Аккорд вроде бы подобрался правильно, струны все, кроме одной, верхней, не дребезжали, только в отличие от стальных немного вытягивались при настройке, поэтому подстраивать пришлось несколько раз, понемногу выбирая по четверти тона и добиваясь стройного звучания. Еще сутки струны будут вытягиваться, пока не «станут», тогда надо будет подстроить еще раз. Только после этого гитара может считаться окончательно настроенной.

Я взял несколько аккордов, потом попробовал сыграть начало «Молитвы святой Гертруде, покровительнице бродяг», там довольно мощное инструментальное вступление, – получилось, хотя гитара звучала как-то непривычно, было в ее звуке нечто дремучее, языческое, словно и не гитара была у меня в руках, а какая-нибудь древняя арфа. И сам я был не современным городским бардом, распевающим разнообразные песенки на бытовую тему и, к собственному удивлению, иногда умеющий играть дороги, а древним скальдом. Мне бы гусли, да кудри сивые до плеч, да еще какого-нибудь славного конунга в покровители, вот тогда бы я посмотрел на наших женщин! Впрочем, их, кажется, и без гуслей проняло, да еще как!

Я заметил, как при первых глубоких, почти органных звуках вступления Люта с Гизелой вздрогнули, музыка словно насильно разворачивала их лицами друг к другу, но женщины удержались, да так и остались вполоборота, потом Костя решительно положил ладонь на струны, прервав музыку.

– Осторожнее, бард, – тихо сказал он. – Думай, что делаешь!

Я вздохнул и убрал гитару в кофр. Вот тебе и пикничок, и поиграть-то толком нельзя. А что же тогда можно, интересно спросить?

В это время в подлеске раздался треск ломающихся веток, и на поляну вывалился небольшого роста человек в перепачканной глиной милицейской форме с погонами старшего сержанта и совершенно безумными глазами. Фуражки на человеке не было, в одной руке он неловко сжимал табельный пистолет с забитым глиной стволом. Человек с трудом поднялся с четверенек и поднял свое оружие.

Костя сделал незаметное движение, и пистолет с громким бульком исчез на дне реки. Гонзик наладился было отправить незваного попутчика вслед за его табельным оружием, но тот неожиданно для всех рухнул на колени перед магисткой и мертвой хваткой вцепился в высокий шнурованный ботинок.

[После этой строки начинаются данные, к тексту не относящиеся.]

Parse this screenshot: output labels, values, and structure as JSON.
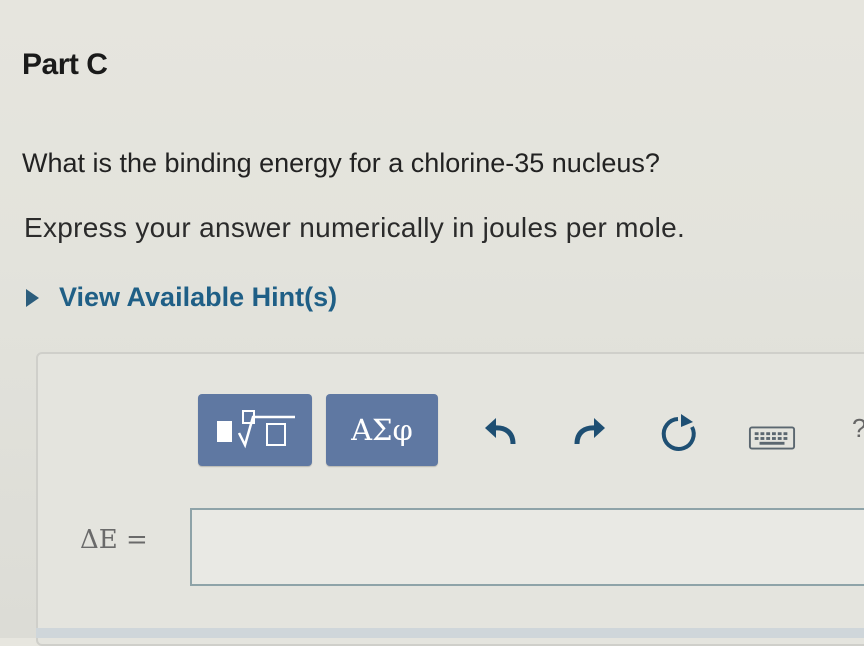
{
  "part": {
    "title": "Part C"
  },
  "question": {
    "text": "What is the binding energy for a chlorine-35 nucleus?",
    "instruction": "Express your answer numerically in joules per mole."
  },
  "hint": {
    "label": "View Available Hint(s)"
  },
  "toolbar": {
    "templates_icon": "templates-radical-icon",
    "symbols_label": "ΑΣφ",
    "undo_icon": "undo-icon",
    "redo_icon": "redo-icon",
    "reset_icon": "reset-icon",
    "keyboard_icon": "keyboard-icon",
    "help_label": "?"
  },
  "answer": {
    "label": "ΔE =",
    "value": ""
  },
  "colors": {
    "button_bg": "#5f78a2",
    "link": "#1f5f86",
    "arrow_icon": "#1e4f73"
  }
}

– Верните мне будущее, госпожа, – рыдающим голосом взмолился человек. – Верните, прошу вас! Что вам стоит!

Человек был явно не в себе.

– Чижик-Пыжик? – удивленно и, как мне показалось, немного брезгливо спросила госпожа Арней. – Как ты меня отыскал? И зачем?

– Будущее, – не унимался старший сержант. – Я не хочу без него, я уйду из ментовки и снова начну заниматься физикой или, если хотите, дворником устроюсь, только верните мне будущее, госпожа магистка!

Мне этот тип был совершенно незнаком, Люте, похоже, тоже. А вот Костя и Гизела вроде встречались с ним раньше, особенно Гизела – ишь, еще немного – и покраснеет наша магистка неприступная. Вот тебе и порода. Надо же, «Чижик-пыжик»! Порода, значит, породой, а природа – природой.

– Чего этот мент поганый от тебя хочет? – грубовато спросил Гонзик у Гизелы. – Ты опять что-то натворила, магистка? Мама моя родная, неужели это тот самый? А я-то думал, что он уже того, напрочь спекся.

– Он думает, что я забрала у него будущее, – раздраженно сказала Гизела. – Так вот, Аавом клянусь, не было у него никакого будущего, так что и забирать-то было нечего. Если бы у него было хоть какое-то будущее, мы не торчали бы сейчас в этом проклятом лесу, я получила бы нужную мне силу и вовремя упокоила бы этот злосчастный нож. А теперь, между прочим, ни у кого из нас настоящего будущего нет, так, одни огрызки.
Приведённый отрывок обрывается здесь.